Taking these facts together, along with my propensity to store shoe boxes rather than throwing them away, it should not be surprising that I had accumulated 17 empty boxes. Piled high in my hallway, the boxes longed for a home, someone who could put them to use. (Remember, I have a hard time throwing shoe boxes in the garbage. ) I asked all of the elementary school teachers that I knew if they could use them. I posted a plea to my Facebook friends to take them. No one accepted.
Then the storm came, and I forgot about the boxes, which had become part of the hallway decor, until my husband, in a state of aggravation that was probably caused by frustration in the wake of Sandy, asked whether we could recycle the boxes. Not wanting to agree that it was time to destroy these perfect, cardboard storage devices, I thought one more time about a good use for them.
My children and I have donated parade and Halloween candy to Operation Shoebox, an organization that supports overseas troops by trying to raise morale and to let them know that people are thinking of them, caring about them. In fact, the last shipment I sent to Operation Shoebox was encased in an old shoe box that I found in my closet!
Operation Shoebox seemed the perfect use for the boxes in my hall, but this time, I wanted to help children. I thought of all of those displaced by the storm, the children who had lost all of their belongings and their families who might not be able to give them a Christmas this year, and I wondered if we could do our own Operation Shoebox to build their morale. By the time the idea formed, I had purchased new sneakers for my kids and dress shoes for my son. My pile of boxes was up to 20, just one shy of the number of children in my kids' Kindergarten class. I knew immediately I wanted to bring their teacher into the project, and she was excited to become involved.
Though I knew I could garner donations for the boxes and that the children would take care of the packaging and notes that would be included, I needed an outlet for delivery. My former student, spurred by her own struggle to find how one individual could help in the aftermath of Sandy, had started a non-profit organization, NJ Strong, to coordinate volunteer efforts. She enthusiastically took our project and matched us with a school district that has over 100 displaced families. Last week, the children in my kids' class created the boxes. Yesterday, NJ Strong delivered 25 wrapped shoe boxes to kindergartners and first graders in those families. (Reports from Asbury Park Press and Atlantic City Press.)
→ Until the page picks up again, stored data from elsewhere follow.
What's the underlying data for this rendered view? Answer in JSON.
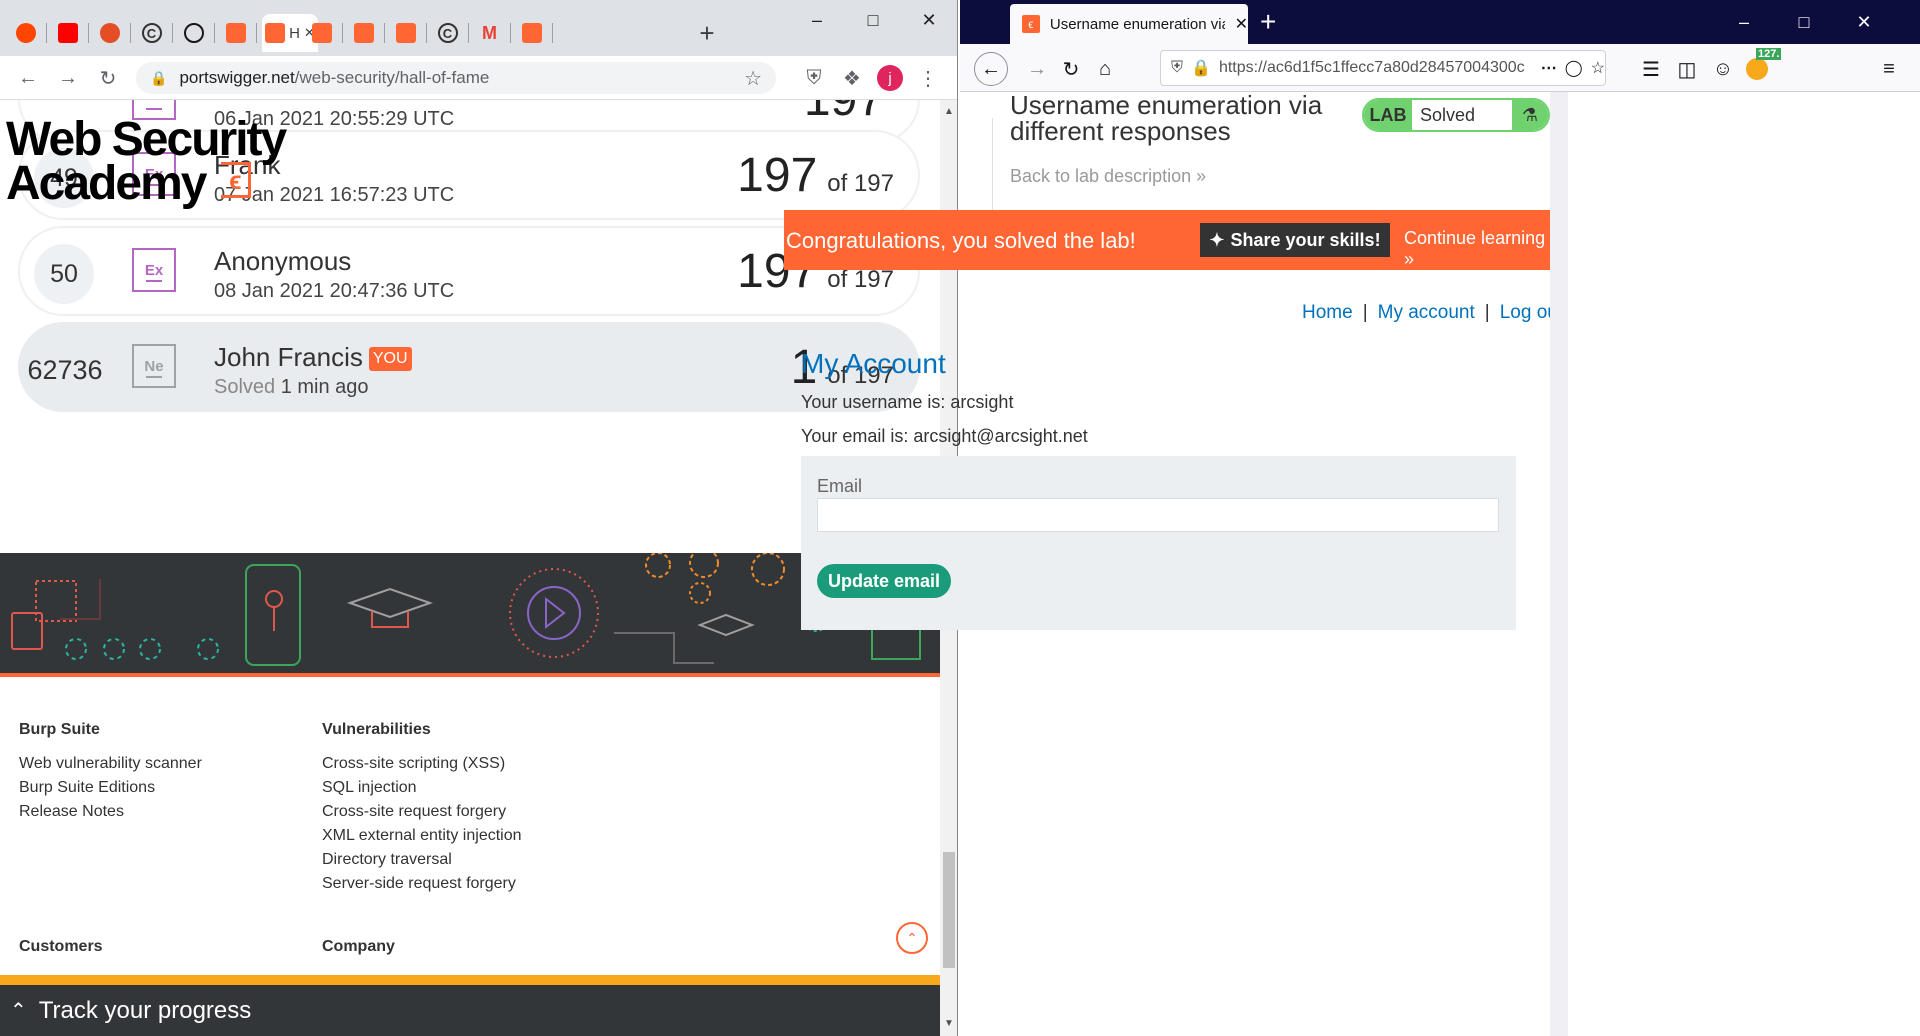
{
  "left_browser": {
    "tabs": [
      {
        "icon": "reddit-icon",
        "color": "#ff4500"
      },
      {
        "icon": "youtube-icon",
        "color": "#ff0000"
      },
      {
        "icon": "web-icon",
        "color": "#e44d26"
      },
      {
        "icon": "c-icon",
        "color": "#333333"
      },
      {
        "icon": "github-icon",
        "color": "#181717"
      },
      {
        "icon": "portswigger-icon",
        "color": "#ff6633"
      },
      {
        "icon": "portswigger-icon",
        "color": "#ff6633",
        "active": true
      },
      {
        "icon": "portswigger-icon",
        "color": "#ff6633"
      },
      {
        "icon": "portswigger-icon",
        "color": "#ff6633"
      },
      {
        "icon": "portswigger-icon",
        "color": "#ff6633"
      },
      {
        "icon": "c-icon",
        "color": "#333333"
      },
      {
        "icon": "gmail-icon",
        "color": "#ea4335"
      },
      {
        "icon": "portswigger-icon",
        "color": "#ff6633"
      }
    ],
    "active_tab_char": "H",
    "url_host": "portswigger.net",
    "url_path": "/web-security/hall-of-fame",
    "profile_initial": "j",
    "leaderboard": [
      {
        "rank": "",
        "badge": "",
        "name": "",
        "date": "06 Jan 2021 20:55:29 UTC",
        "score": "197",
        "of": "",
        "partial": true
      },
      {
        "rank": "49",
        "badge": "Ex",
        "name": "Frank",
        "date": "07 Jan 2021 16:57:23 UTC",
        "score": "197",
        "of": "of 197"
      },
      {
        "rank": "50",
        "badge": "Ex",
        "name": "Anonymous",
        "date": "08 Jan 2021 20:47:36 UTC",
        "score": "197",
        "of": "of 197"
      },
      {
        "rank": "62736",
        "badge": "Ne",
        "name": "John Francis",
        "you": "YOU",
        "solved_label": "Solved",
        "solved_time": "1 min ago",
        "score": "1",
        "of": "of 197"
      }
    ],
    "footer": {
      "burp": {
        "heading": "Burp Suite",
        "links": [
          "Web vulnerability scanner",
          "Burp Suite Editions",
          "Release Notes"
        ]
      },
      "vulns": {
        "heading": "Vulnerabilities",
        "links": [
          "Cross-site scripting (XSS)",
          "SQL injection",
          "Cross-site request forgery",
          "XML external entity injection",
          "Directory traversal",
          "Server-side request forgery"
        ]
      },
      "customers": "Customers",
      "company": "Company"
    },
    "track_progress": "Track your progress"
  },
  "right_browser": {
    "tab_title": "Username enumeration via diff",
    "url": "https://ac6d1f5c1ffecc7a80d28457004300c",
    "ext_badge": "127.",
    "logo_line1": "Web Security",
    "logo_line2": "Academy",
    "lab_title_line1": "Username enumeration via",
    "lab_title_line2": "different responses",
    "back_link": "Back to lab description",
    "lab_label": "LAB",
    "lab_status": "Solved",
    "congrats": "Congratulations, you solved the lab!",
    "share": "Share your skills!",
    "continue": "Continue learning",
    "nav": {
      "home": "Home",
      "account": "My account",
      "logout": "Log out",
      "sep": "|"
    },
    "heading": "My Account",
    "username_line": "Your username is: arcsight",
    "email_line": "Your email is: arcsight@arcsight.net",
    "email_label": "Email",
    "email_value": "",
    "update_button": "Update email"
  },
  "colors": {
    "accent": "#ff6633",
    "link": "#0071bc",
    "green": "#70d26e",
    "teal": "#1a9c7a"
  }
}
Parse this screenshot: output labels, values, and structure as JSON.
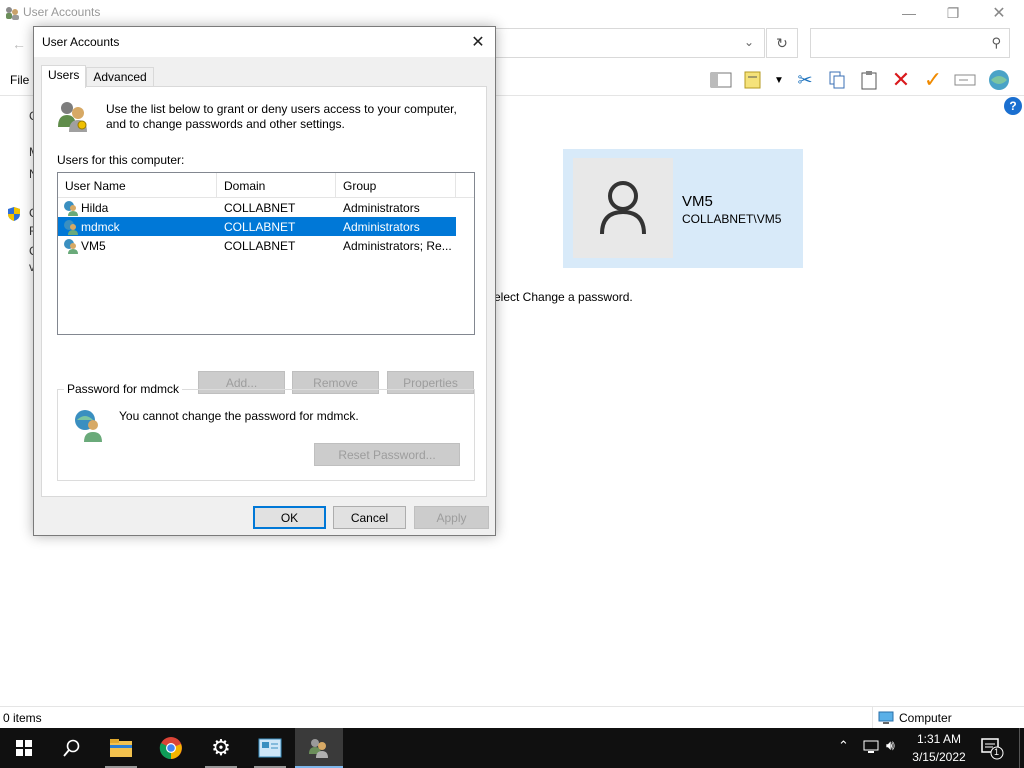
{
  "background_window": {
    "title": "User Accounts",
    "menu_file": "File",
    "user_tile": {
      "name": "VM5",
      "domain": "COLLABNET\\VM5"
    },
    "instruction_fragment": "elect Change a password.",
    "status_items": "0 items",
    "status_location": "Computer",
    "left_clip_chars": [
      "C",
      "M",
      "N",
      "C",
      "F",
      "C",
      "v"
    ]
  },
  "dialog": {
    "title": "User Accounts",
    "tabs": [
      {
        "label": "Users",
        "active": true
      },
      {
        "label": "Advanced",
        "active": false
      }
    ],
    "intro_text": "Use the list below to grant or deny users access to your computer, and to change passwords and other settings.",
    "users_label": "Users for this computer:",
    "columns": [
      "User Name",
      "Domain",
      "Group"
    ],
    "rows": [
      {
        "user": "Hilda",
        "domain": "COLLABNET",
        "group": "Administrators",
        "selected": false
      },
      {
        "user": "mdmck",
        "domain": "COLLABNET",
        "group": "Administrators",
        "selected": true
      },
      {
        "user": "VM5",
        "domain": "COLLABNET",
        "group": "Administrators; Re...",
        "selected": false
      }
    ],
    "buttons": {
      "add": "Add...",
      "remove": "Remove",
      "properties": "Properties"
    },
    "password_group_title": "Password for mdmck",
    "password_text": "You cannot change the password for mdmck.",
    "reset_password": "Reset Password...",
    "footer": {
      "ok": "OK",
      "cancel": "Cancel",
      "apply": "Apply"
    }
  },
  "taskbar": {
    "time": "1:31 AM",
    "date": "3/15/2022",
    "notification_count": "1"
  },
  "colors": {
    "selection": "#0078d7",
    "taskbar": "#101010",
    "tile": "#d8eaf9"
  }
}
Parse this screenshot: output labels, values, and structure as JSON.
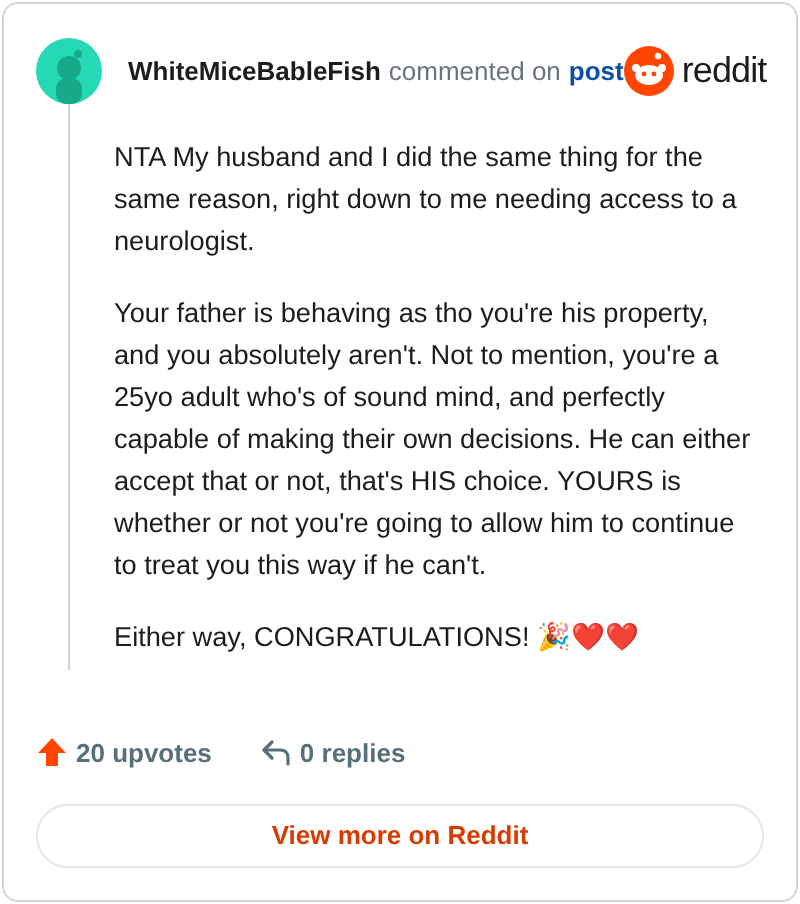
{
  "header": {
    "username": "WhiteMiceBableFish",
    "action": "commented on",
    "link": "post",
    "brand": "reddit"
  },
  "paragraphs": [
    "NTA My husband and I did the same thing for the same reason, right down to me needing access to a neurologist.",
    "Your father is behaving as tho you're his property, and you absolutely aren't. Not to mention, you're a 25yo adult who's of sound mind, and perfectly capable of making their own decisions. He can either accept that or not, that's HIS choice. YOURS is whether or not you're going to allow him to continue to treat you this way if he can't.",
    "Either way, CONGRATULATIONS! 🎉❤️❤️"
  ],
  "footer": {
    "upvotes": "20 upvotes",
    "replies": "0 replies"
  },
  "button": "View more on Reddit"
}
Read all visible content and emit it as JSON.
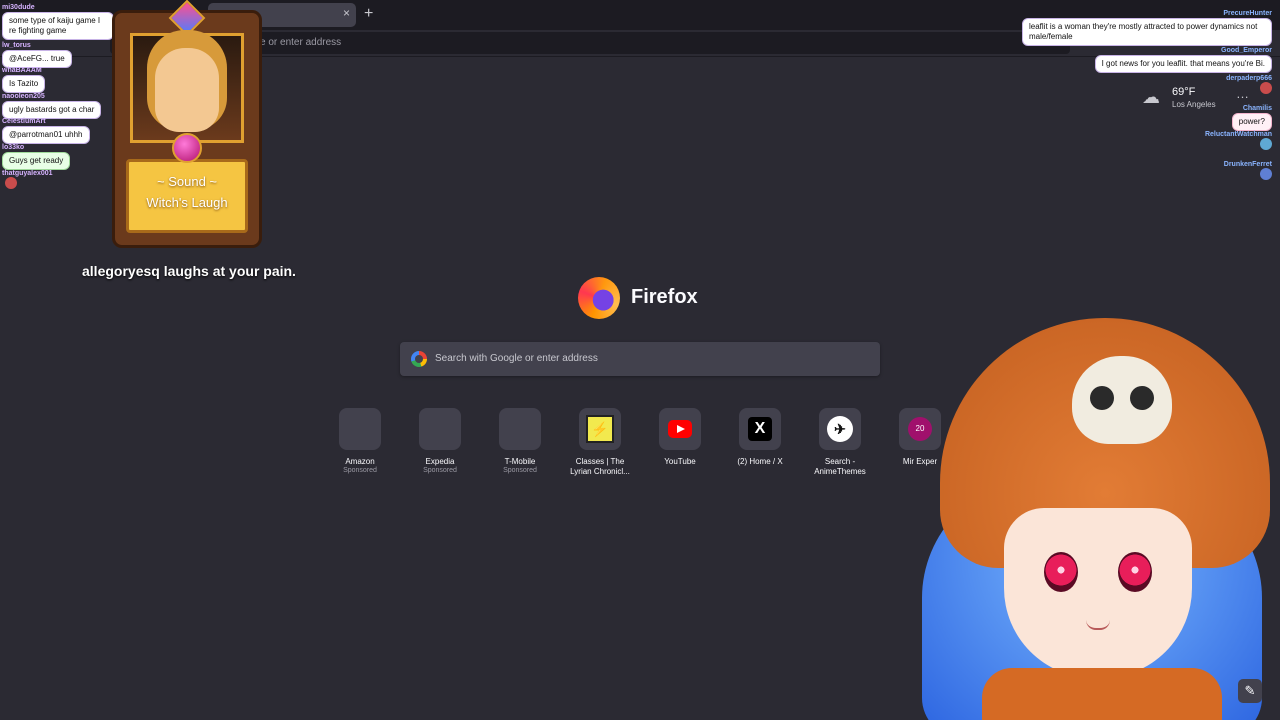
{
  "browser": {
    "url_placeholder": "e or enter address",
    "tab_close": "×",
    "new_tab": "+"
  },
  "newtab": {
    "brand": "Firefox",
    "search_placeholder": "Search with Google or enter address",
    "tiles": [
      {
        "label": "Amazon",
        "sponsor": "Sponsored"
      },
      {
        "label": "Expedia",
        "sponsor": "Sponsored"
      },
      {
        "label": "T-Mobile",
        "sponsor": "Sponsored"
      },
      {
        "label": "Classes | The Lyrian Chronicl...",
        "sponsor": ""
      },
      {
        "label": "YouTube",
        "sponsor": ""
      },
      {
        "label": "(2) Home / X",
        "sponsor": ""
      },
      {
        "label": "Search - AnimeThemes",
        "sponsor": ""
      },
      {
        "label": "Mir Exper",
        "sponsor": ""
      }
    ],
    "tile_icons": {
      "x": "X",
      "lyrian": "⚡",
      "anime": "✈",
      "mir": "20"
    },
    "weather": {
      "icon": "partly-cloudy-icon",
      "temp": "69°F",
      "city": "Los Angeles",
      "more": "…"
    },
    "edit_icon": "✎"
  },
  "chat_left": [
    {
      "name": "mi30dude",
      "message": "some type of kaiju game I re fighting game"
    },
    {
      "name": "lw_torus",
      "message": "@AceFG... true"
    },
    {
      "name": "whaBAAAM",
      "message": "Is Tazito"
    },
    {
      "name": "naooleon205",
      "message": "ugly bastards got a char"
    },
    {
      "name": "CelestiumArt",
      "message": "@parrotman01 uhhh"
    },
    {
      "name": "lo33ko",
      "message": "Guys get ready"
    },
    {
      "name": "thatguyalex001",
      "message": ""
    }
  ],
  "chat_right": [
    {
      "name": "PrecureHunter",
      "message": "leaflit is a woman they're mostly attracted to power dynamics not male/female"
    },
    {
      "name": "Good_Emperor",
      "message": "I got news for you leaflit. that means you're Bi."
    },
    {
      "name": "derpaderp666",
      "message": ""
    },
    {
      "name": "Chamilis",
      "message": "power?"
    },
    {
      "name": "ReluctantWatchman",
      "message": ""
    },
    {
      "name": "DrunkenFerret",
      "message": ""
    }
  ],
  "alert": {
    "title": "~ Sound ~",
    "subtitle": "Witch's Laugh",
    "message": "allegoryesq laughs at your pain."
  }
}
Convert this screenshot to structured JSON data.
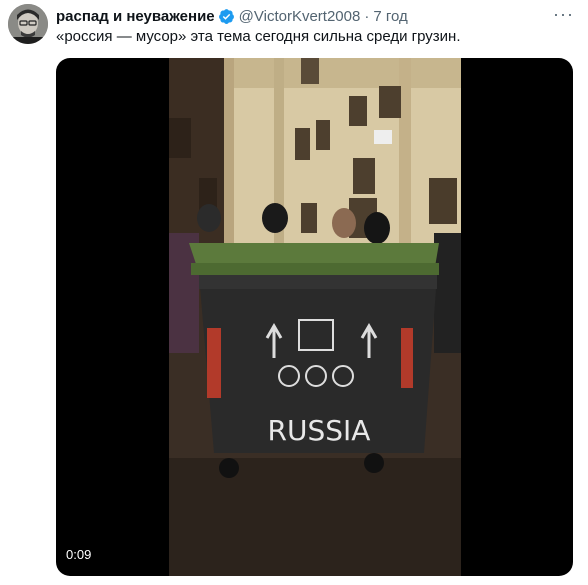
{
  "tweet": {
    "display_name": "распад и неуважение",
    "handle": "@VictorKvert2008",
    "separator": "·",
    "time": "7 год",
    "more_label": "···",
    "text": "«россия — мусор» эта тема сегодня сильна среди грузин."
  },
  "media": {
    "duration": "0:09",
    "container_graffiti": "RUSSIA"
  },
  "colors": {
    "verified": "#1d9bf0",
    "secondary_text": "#536471",
    "media_background": "#000000"
  }
}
My children's teacher was able to make this project a teachable moment - the class learned the word empathy, a very hard concept to teach to 5-year-olds. The children who received the boxes found a small rainbow after the storm, and they know that someone else is thinking of them, that someone else cares. The Shoebox Project shows what education can be when community, schools, and parents collaborate in the name of service.